Figure 1: Dividend Growth Rates in U.S. Dollars & Local Currency
• For the broad WisdomTree Emerging Markets Dividend Index, currencies detracted almost 18% from the year-over-year Dividend Stream growth, as the Dividend Stream in local currencies was up approximately 21%. For reference purposes, assuming the old China classification remained, the Dividend Stream would have been down more than 15.6% in dollar terms and up 2.8% when measured in local currencies.
• The Negative Impact from Currencies: Over the period, we witnessed broad dollar strength on anticipation of the Federal Reserve (Fed) lifting off from its zero interest rate policy, which put pressure on both developed and emerging market currencies. The Bloomberg Dollar Index, a broad performance measure of the U.S. dollar against both developed and emerging market currencies, was up 12.8% over the period. Two of the worst performing emerging market currencies were the Brazilian real and the Russian ruble, depreciating more than 38% and 39%, respectively, during the period. So, although dividends in those countries were relatively flat over the period, the currency impact caused the U.S. dollar Dividend Stream to contract almost 40% for Russia and 39% for Brazil.
• India, Taiwan and South Korea Rise to the Top: All countries saw more than 25% dividend growth in local terms and impressively were still able to record double-digit dividend growth in dollar terms after incorporating the negative impact from currency. Both Taiwan and India had relatively stable currencies compared to other emerging markets. Taiwan moved up a spot to earn the title of second largest dividend-paying country and represents more than 14% of the total stream. Over the past year, the South Korean government has passed reforms that we believed would encourage higher dividends, and we saw that play out over the past year. Although India’s growth rate is impressive, it is not a large dividend-paying country due to unfavorable tax rules, so its impact on the total Dividend Stream is minimal.
Incorporating a More Diversified China
China stands at the top with 74% growth in U.S. dollars over this period. As a result of the expanded China classification, this includes the addition of 169 companies that had a Dividend Stream of $27.5 billion. For comparison purposes, assuming the old China classification remained, the Dividend Stream for China would have fallen 12.5%. It is also important to note that the currency return for China was 0.2% over the period because the above returns measure only the dividends of Chinese H-shares, which trade in Hong Kong dollars (HKD) and typically pay dividends in Hong Kong dollars, and the HKD was essentially flat against the U.S. dollar over the period.
Figure 2: A Detailed Look at China
For definitions of terms in the chart, please visit our glossary.

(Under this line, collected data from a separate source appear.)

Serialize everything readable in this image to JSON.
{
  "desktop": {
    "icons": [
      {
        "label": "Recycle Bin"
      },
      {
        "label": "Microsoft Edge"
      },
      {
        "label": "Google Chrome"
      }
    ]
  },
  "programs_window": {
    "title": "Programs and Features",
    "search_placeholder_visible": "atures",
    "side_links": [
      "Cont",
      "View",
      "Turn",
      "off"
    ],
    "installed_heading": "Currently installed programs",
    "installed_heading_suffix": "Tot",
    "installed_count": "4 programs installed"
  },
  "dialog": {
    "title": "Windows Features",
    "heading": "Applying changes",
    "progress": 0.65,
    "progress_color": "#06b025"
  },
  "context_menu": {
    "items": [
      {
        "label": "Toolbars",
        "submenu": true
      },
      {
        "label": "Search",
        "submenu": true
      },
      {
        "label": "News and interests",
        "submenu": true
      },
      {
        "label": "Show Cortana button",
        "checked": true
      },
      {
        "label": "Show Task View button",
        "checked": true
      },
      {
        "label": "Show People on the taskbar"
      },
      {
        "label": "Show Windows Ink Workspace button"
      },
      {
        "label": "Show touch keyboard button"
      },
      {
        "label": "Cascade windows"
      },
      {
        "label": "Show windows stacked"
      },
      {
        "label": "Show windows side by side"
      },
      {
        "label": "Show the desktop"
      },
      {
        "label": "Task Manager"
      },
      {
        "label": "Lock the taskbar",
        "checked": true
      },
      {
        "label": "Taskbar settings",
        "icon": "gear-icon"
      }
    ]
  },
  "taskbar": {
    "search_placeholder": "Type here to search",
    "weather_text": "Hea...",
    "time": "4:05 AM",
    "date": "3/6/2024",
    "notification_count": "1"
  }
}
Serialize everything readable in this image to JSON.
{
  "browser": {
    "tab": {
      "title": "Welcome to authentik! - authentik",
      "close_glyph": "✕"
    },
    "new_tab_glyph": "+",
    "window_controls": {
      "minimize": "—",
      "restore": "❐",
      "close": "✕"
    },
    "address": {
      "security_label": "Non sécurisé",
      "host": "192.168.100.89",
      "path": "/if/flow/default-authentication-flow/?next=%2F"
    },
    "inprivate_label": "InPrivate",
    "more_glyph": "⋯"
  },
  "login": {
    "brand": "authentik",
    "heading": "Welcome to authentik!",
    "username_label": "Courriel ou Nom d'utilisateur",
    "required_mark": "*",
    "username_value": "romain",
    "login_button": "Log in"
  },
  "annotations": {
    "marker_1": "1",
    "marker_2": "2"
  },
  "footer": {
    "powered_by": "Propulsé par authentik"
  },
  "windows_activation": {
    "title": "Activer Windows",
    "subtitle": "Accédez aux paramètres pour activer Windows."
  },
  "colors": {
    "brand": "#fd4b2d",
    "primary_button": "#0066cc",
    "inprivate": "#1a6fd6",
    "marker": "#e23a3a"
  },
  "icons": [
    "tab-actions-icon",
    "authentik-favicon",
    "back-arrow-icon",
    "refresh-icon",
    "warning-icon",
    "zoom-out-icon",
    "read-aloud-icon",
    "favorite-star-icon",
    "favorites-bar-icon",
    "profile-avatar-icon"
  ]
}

• Characteristics: It is interesting to note that the Hong Kong-incorporated securities displayed the highest median dividend yield, almost 1% higher than the China-incorporated securities. Chinese securities incorporated outside of China and Hong Kong displayed the highest median growth and quality characteristics, recording more than 2% higher growth expectations and return on equity compared to the median of all Chinese constituents.
• Performance: Although the Hong Kong-incorporated securities saw the highest median performance over the most recent five years, they have lagged the other two groups over the one- and three-year periods. Chinese securities incorporated outside of China and Hong Kong displayed lower median performance across all periods compared to the median performance of China-incorporated securities and of all China securities.
Important Risks Related to this Article
Investments in emerging, offshore or frontier markets are generally less liquid and less efficient than investments in developed markets and are subject to additional risks, such as risks of adverse governmental regulation and intervention or political developments.
Dividends are not guaranteed, and a company currently paying dividends may cease paying dividends at any time.